Barbès, le trottoir en partage
À Barbès, les trottoirs servent moins à passer qu’à commercer. Les boutiques débordent dehors, les marchandises s’empilent, les livraisons occupent l’espace et les conversations ralentissent encore la circulation. Il faut contourner une caisse, attendre qu’un diable passe, se glisser entre deux groupes.
Cette gêne permanente fait pourtant partie du quartier. Rien n’y est vraiment séparé : le commerce, le travail, l’attente et les rencontres se déroulent au même endroit, au bord de la chaussée. Le trottoir n’est pas seulement devant les boutiques. Il en devient le prolongement.
Il y a aussi ceux qui n’ont pas de boutique. Ils installent quelques marchandises devant un grossiste ou dans un espace resté libre, à condition de ne pas trop gêner. À Barbès, ces petits commerces trouvent parfois leur place à côté des plus grands, dans une tolérance discrète qui fait partie du quartier.
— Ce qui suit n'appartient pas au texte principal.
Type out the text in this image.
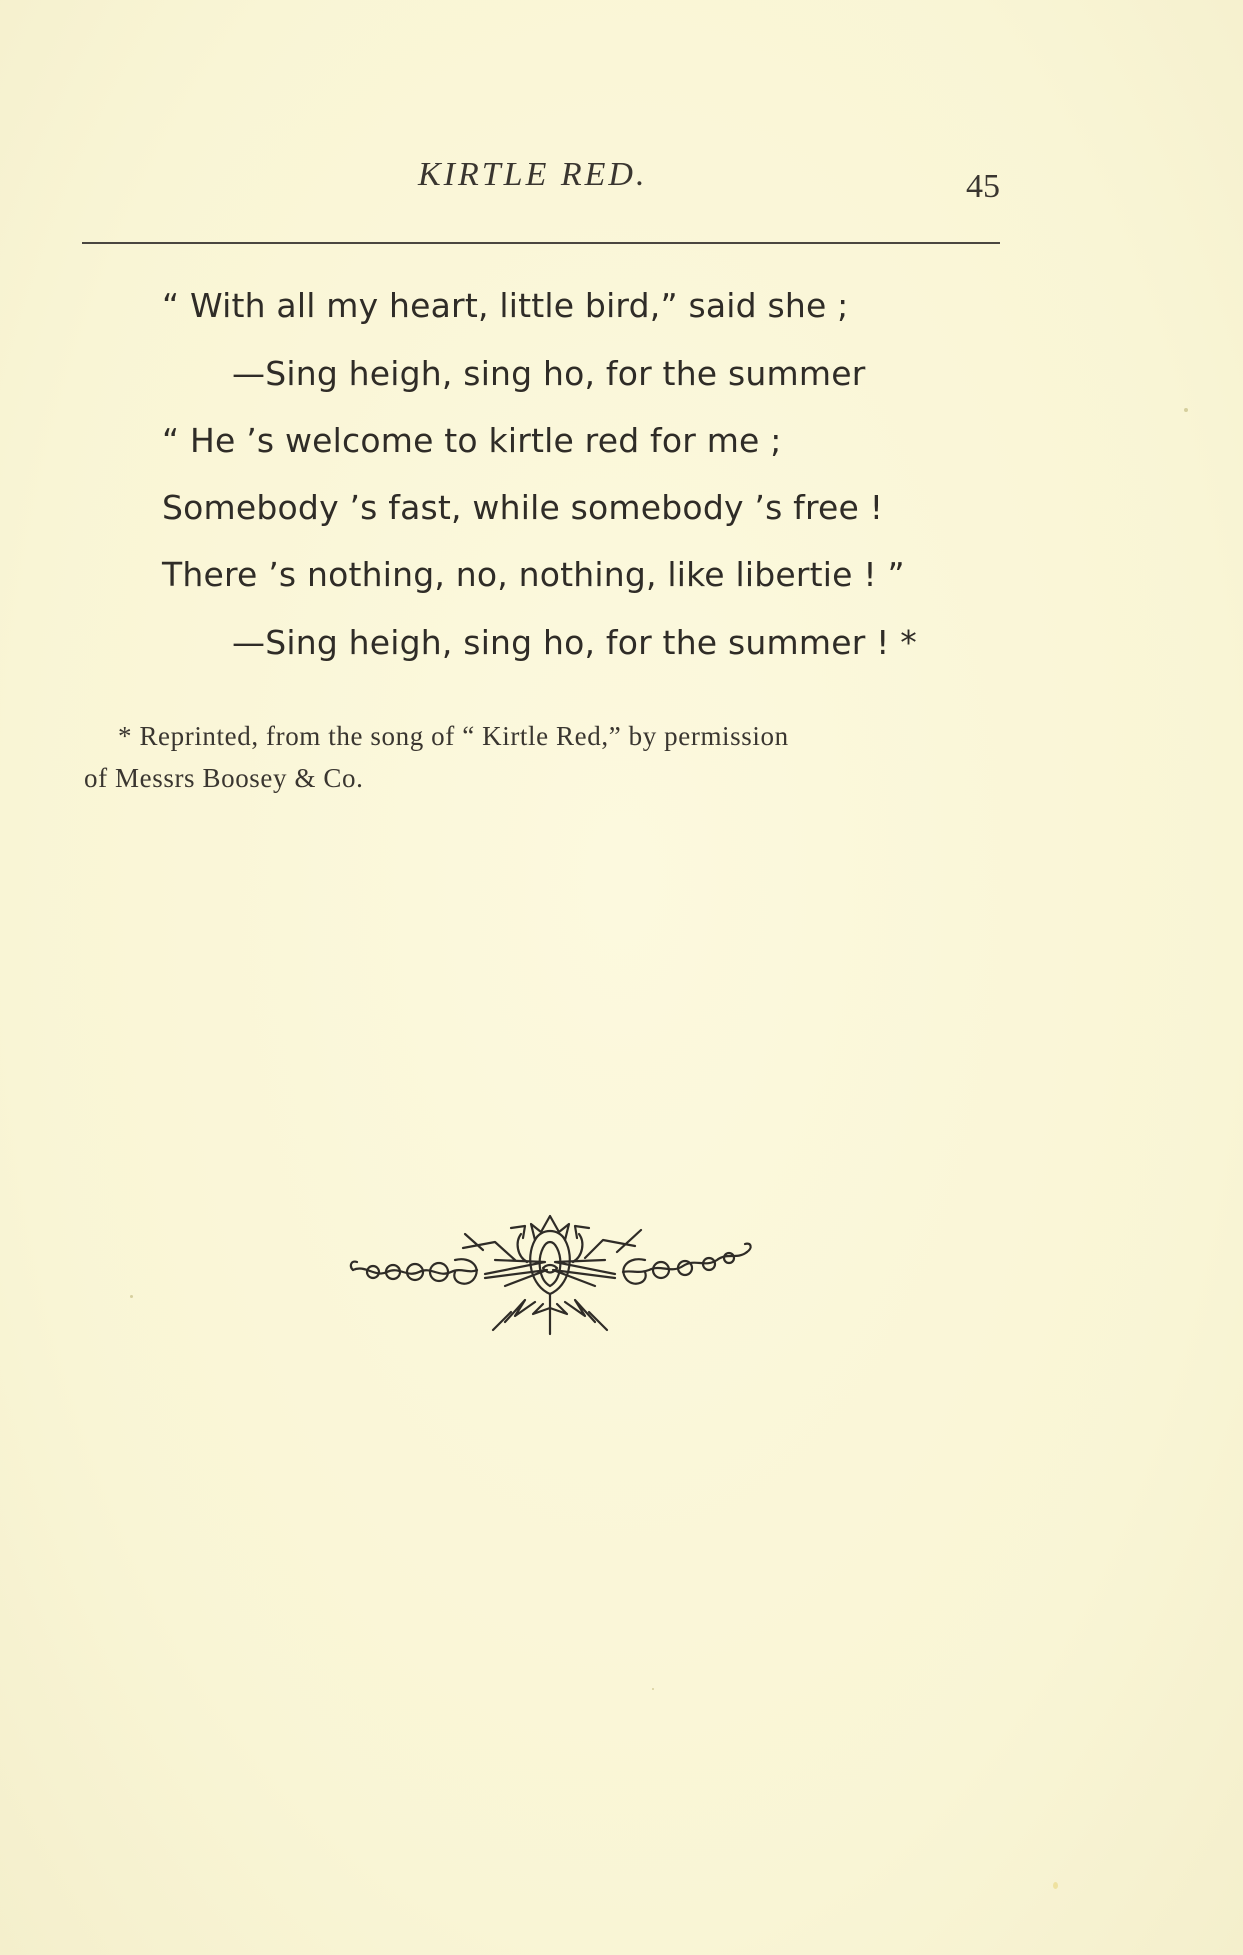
KIRTLE RED.	45
“ With all my heart, little bird,” said she ;
—Sing heigh, sing ho, for the summer
“ He ’s welcome to kirtle red for me ;
Somebody ’s fast, while somebody ’s free !
There ’s nothing, no, nothing, like libertie ! ”
—Sing heigh, sing ho, for the summer ! *
* Reprinted, from the song of “ Kirtle Red,” by permission
of Messrs Boosey & Co.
C’est cette organisation mouvante que montrent ces photographies. À chaque image, l’espace se redistribue selon les besoins du moment. On pousse, on déplace, on s’installe, puis le passage se reforme ailleurs.
Le plus souvent, la couleur s’impose par les vêtements, les enseignes et les sacs. Le noir et blanc, lui, isole davantage les gestes et les attitudes. Ensemble, ces images montrent un quartier très vivant, coloré et bigarré.